Where is Childhood Least Threatened? CT Ranks 5th Among States
/The child poverty rate in Connecticut’s rural areas, 7.8 percent, is the lowest in the nation. It is considerably higher in urban areas, 13.1 percent, which ranks 12th among the states. Overall, in an assessment of where childhood is most and least threatened, Connecticut ranks 5th, according to Save the Children, the Fairfield-based organization that annually assesses the threats to childhood in the U.S. and internationally. The state ranked sixth a year ago. The ranking does not capture the full extent of deprivations or hardships affecting children. Instead, it focuses on some key rights, or “guarantees” of childhood: life, healthy growth and development, education and protection from harm. If a child experiences all of these, his/her childhood is considered to be “intact.”

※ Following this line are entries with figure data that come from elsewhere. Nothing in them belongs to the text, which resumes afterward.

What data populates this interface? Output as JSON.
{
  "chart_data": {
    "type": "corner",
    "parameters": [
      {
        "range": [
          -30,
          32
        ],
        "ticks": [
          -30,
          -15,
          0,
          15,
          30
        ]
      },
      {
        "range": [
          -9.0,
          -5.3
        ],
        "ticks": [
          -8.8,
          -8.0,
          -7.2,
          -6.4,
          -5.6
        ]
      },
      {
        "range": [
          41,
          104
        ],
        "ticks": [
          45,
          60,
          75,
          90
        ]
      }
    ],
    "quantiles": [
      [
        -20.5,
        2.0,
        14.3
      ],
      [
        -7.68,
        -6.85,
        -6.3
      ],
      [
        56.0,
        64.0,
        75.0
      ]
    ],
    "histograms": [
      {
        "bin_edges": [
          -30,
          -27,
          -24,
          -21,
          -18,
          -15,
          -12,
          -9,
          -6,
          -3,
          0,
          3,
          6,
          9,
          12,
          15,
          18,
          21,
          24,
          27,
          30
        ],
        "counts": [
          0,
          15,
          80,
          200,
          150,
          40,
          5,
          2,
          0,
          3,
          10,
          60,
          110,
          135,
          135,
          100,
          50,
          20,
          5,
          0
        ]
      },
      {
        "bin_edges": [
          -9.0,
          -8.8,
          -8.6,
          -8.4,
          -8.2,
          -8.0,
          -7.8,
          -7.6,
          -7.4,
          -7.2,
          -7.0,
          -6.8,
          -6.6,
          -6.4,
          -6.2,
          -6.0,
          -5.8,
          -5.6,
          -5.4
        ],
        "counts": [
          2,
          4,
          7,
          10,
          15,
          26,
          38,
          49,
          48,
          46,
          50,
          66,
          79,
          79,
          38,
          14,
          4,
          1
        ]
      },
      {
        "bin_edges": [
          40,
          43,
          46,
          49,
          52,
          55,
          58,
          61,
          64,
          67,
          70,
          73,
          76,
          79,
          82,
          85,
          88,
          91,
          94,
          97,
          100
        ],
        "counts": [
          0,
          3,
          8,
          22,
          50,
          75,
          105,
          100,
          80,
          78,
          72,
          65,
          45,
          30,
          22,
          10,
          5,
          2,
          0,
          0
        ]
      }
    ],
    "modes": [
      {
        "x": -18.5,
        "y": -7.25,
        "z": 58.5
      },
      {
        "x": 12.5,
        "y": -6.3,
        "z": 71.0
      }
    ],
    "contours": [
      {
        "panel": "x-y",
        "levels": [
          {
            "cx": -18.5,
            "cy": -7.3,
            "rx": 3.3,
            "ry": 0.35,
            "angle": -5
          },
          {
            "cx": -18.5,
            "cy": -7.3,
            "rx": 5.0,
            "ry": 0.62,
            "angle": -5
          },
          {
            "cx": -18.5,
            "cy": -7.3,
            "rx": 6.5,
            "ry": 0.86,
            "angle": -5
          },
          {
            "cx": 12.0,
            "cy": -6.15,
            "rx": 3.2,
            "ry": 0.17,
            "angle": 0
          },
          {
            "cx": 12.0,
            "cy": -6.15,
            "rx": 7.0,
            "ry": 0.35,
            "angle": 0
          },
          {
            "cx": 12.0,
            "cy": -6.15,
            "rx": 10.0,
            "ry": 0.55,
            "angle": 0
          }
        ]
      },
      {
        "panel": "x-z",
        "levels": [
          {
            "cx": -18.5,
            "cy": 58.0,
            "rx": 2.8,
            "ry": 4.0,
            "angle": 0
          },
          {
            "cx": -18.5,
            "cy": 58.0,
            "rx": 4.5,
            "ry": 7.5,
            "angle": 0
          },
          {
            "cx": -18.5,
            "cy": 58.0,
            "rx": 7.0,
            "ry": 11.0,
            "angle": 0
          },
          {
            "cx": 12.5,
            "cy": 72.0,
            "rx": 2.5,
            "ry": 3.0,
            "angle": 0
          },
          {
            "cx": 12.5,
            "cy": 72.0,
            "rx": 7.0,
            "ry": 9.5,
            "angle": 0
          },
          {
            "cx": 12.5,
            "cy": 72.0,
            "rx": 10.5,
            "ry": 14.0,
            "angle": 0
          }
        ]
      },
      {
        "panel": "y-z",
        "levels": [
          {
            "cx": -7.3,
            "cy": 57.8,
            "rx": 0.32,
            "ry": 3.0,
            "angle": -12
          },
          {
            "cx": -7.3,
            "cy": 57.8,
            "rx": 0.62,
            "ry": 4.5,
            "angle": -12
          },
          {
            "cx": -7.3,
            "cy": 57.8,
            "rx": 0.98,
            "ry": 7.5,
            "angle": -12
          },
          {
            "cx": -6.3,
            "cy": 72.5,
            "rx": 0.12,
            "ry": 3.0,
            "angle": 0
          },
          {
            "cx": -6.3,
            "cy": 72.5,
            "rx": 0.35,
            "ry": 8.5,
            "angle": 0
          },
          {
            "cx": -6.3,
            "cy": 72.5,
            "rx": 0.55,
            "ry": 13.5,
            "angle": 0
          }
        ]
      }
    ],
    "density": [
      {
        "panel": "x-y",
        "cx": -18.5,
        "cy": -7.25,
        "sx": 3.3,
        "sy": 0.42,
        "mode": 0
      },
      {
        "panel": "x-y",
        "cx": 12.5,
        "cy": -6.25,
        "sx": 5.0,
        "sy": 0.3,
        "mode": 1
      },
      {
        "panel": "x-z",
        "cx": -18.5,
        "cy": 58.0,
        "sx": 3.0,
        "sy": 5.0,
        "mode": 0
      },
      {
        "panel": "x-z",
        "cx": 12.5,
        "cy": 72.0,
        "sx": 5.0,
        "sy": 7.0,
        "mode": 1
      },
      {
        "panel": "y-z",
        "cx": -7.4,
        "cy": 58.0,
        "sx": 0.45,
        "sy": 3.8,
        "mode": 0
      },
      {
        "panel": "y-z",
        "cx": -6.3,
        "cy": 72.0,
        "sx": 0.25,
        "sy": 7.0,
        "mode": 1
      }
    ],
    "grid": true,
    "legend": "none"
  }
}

The ranking tracks a series of events that, should any one of them occur, mark the end of an intact childhood. These events are called “childhood enders” and include: child dies, child is malnourished, child drops out of school, child is a victim of violence, child has a child.
States were ranked according to performance across this set of enders, revealing where childhood is most and least threatened. Connecticut’s average ranking across all categories was 8.2.
Connecticut had the 15th lowest percentage of students dropping out of high school, ninth lowest infant mortality rate and 11th lowest malnutrition levels.
The report indicates that “Save the Children hopes this report will stimulate discussion and action to ensure that every last child fully experiences childhood.” The data reviewed includes the infant mortality rate, food insecurity rate, high school graduation rate, child homicide and suicide rate, and teen birth rate.
The report notes that “While children are only 20 percent of the population, they are 100 percent of America’s future.” Save the Children’s ranking reveals children in New Jersey, Massachusetts, Vermont and New Hampshire are far more likely to experience safe, secure and healthy childhoods than children in Louisiana, Mississippi, Oklahoma and New Mexico.
Connecticut is the only state in the nation where fewer than 1 in 10 rural children live in poverty. It is followed by New Hampshire, Massachusetts, North Dakota and Wyoming, all of which have rural child poverty rates below 12 percent.
Rural child poverty rates exceed urban poverty rates in 40 of 47 states with available data. Only Connecticut, Indiana, Massachusetts, Nevada, North Dakota, Ohio and Wisconsin have more urban child poverty than rural child poverty. However, in most of these states, the urban and rural child poverty rates are similar. The difference is less than two percentage points, with the exception of Connecticut and Massachusetts.